Money makes decisions Sanity never would. Fear, too. This adage applies to an awful lot of things, most of them pretty awful -- like politics and Ebola. These are awful and also awe-filled, but not in a good way. The critical difference between politics and Ebola? It's possible to somewhat survive devastating, ignorant decisions by the country in politics, even Bush-league decisions. Ebola, on the other hand, starts at death, and goes downhill from there.
Both are bad systems, way out of control. Both operate in a wide range, anywhere from figuratively to literally lethal. Both score lower than body lice in approval ratings. Both clog up your TVs and radios. Plus, there are more similarities at fighting the two than you might first think.
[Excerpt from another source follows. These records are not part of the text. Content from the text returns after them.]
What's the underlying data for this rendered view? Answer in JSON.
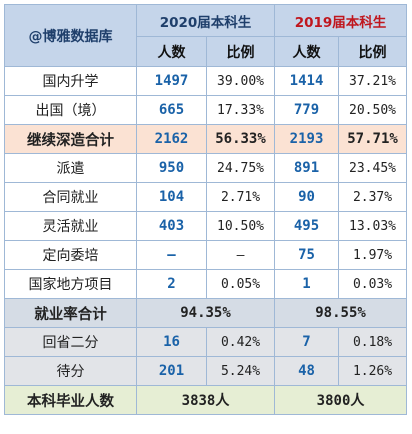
{
  "corner": "@博雅数据库",
  "years": [
    "2020届本科生",
    "2019届本科生"
  ],
  "cols": {
    "count": "人数",
    "ratio": "比例"
  },
  "rows": [
    {
      "label": "国内升学",
      "a_n": "1497",
      "a_p": "39.00%",
      "b_n": "1414",
      "b_p": "37.21%"
    },
    {
      "label": "出国（境）",
      "a_n": "665",
      "a_p": "17.33%",
      "b_n": "779",
      "b_p": "20.50%"
    }
  ],
  "subtotal": {
    "label": "继续深造合计",
    "a_n": "2162",
    "a_p": "56.33%",
    "b_n": "2193",
    "b_p": "57.71%"
  },
  "rows2": [
    {
      "label": "派遣",
      "a_n": "950",
      "a_p": "24.75%",
      "b_n": "891",
      "b_p": "23.45%"
    },
    {
      "label": "合同就业",
      "a_n": "104",
      "a_p": "2.71%",
      "b_n": "90",
      "b_p": "2.37%"
    },
    {
      "label": "灵活就业",
      "a_n": "403",
      "a_p": "10.50%",
      "b_n": "495",
      "b_p": "13.03%"
    },
    {
      "label": "定向委培",
      "a_n": "–",
      "a_p": "–",
      "b_n": "75",
      "b_p": "1.97%"
    },
    {
      "label": "国家地方项目",
      "a_n": "2",
      "a_p": "0.05%",
      "b_n": "1",
      "b_p": "0.03%"
    }
  ],
  "employment": {
    "label": "就业率合计",
    "a": "94.35%",
    "b": "98.55%"
  },
  "rows3": [
    {
      "label": "回省二分",
      "a_n": "16",
      "a_p": "0.42%",
      "b_n": "7",
      "b_p": "0.18%"
    },
    {
      "label": "待分",
      "a_n": "201",
      "a_p": "5.24%",
      "b_n": "48",
      "b_p": "1.26%"
    }
  ],
  "graduates": {
    "label": "本科毕业人数",
    "a": "3838人",
    "b": "3800人"
  }
}
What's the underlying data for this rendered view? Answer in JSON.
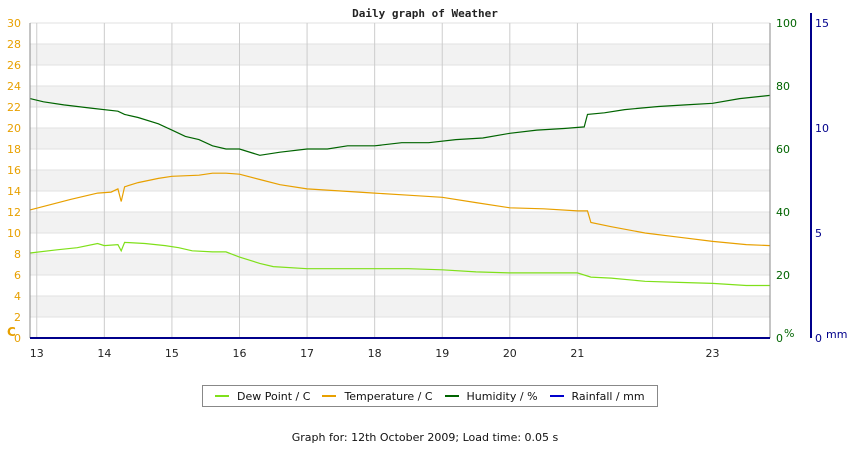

Tell you what I mean: In my part of the world, when 19 snowflakes, by actual count, have hit the sidewalk around a local TV broadcast studio, an official Snow Emergency is declared, and live, round-the-clock coverage begins. The TV station's graphics department is alerted, and, inside of the time it takes to track and catch one snowflake in your mouth, a new, screen-blasting piece of artwork is created for broadcast, as a backdrop for the usual dizzy and ditzy, On the Spot, Eyewitness Action News-You-Can-Use, Eye-in-the-Sky anchor team.
Invariably, the graphic is muted and demure, modestly trumpeting out something like Snow Apocalypse Trauma Center Update Action Desk or something similarly boneheaded and jarring, sporting gigantic fonts touched up with icicle appendages for that chilling, but cutesy, You Are There feeling for the news anchor set.
Behind the scenes, as they are scrambling to get the character generator fired up and hail the Message Crawler Crew back from the tavern across the street, the crack marketing team is warming up in the playpen for a flurry of Snow Emergency calls to area businesses.
Their flaky pitches, of course, are all about the sudden bonus round of nearly endless local advertising time now available, falling like frosty manna from heaven, now that the station has dumped all network programming in order to run Snow Apocalypse coverage until further notice.
This is all done in the public interest, naturally. Sure.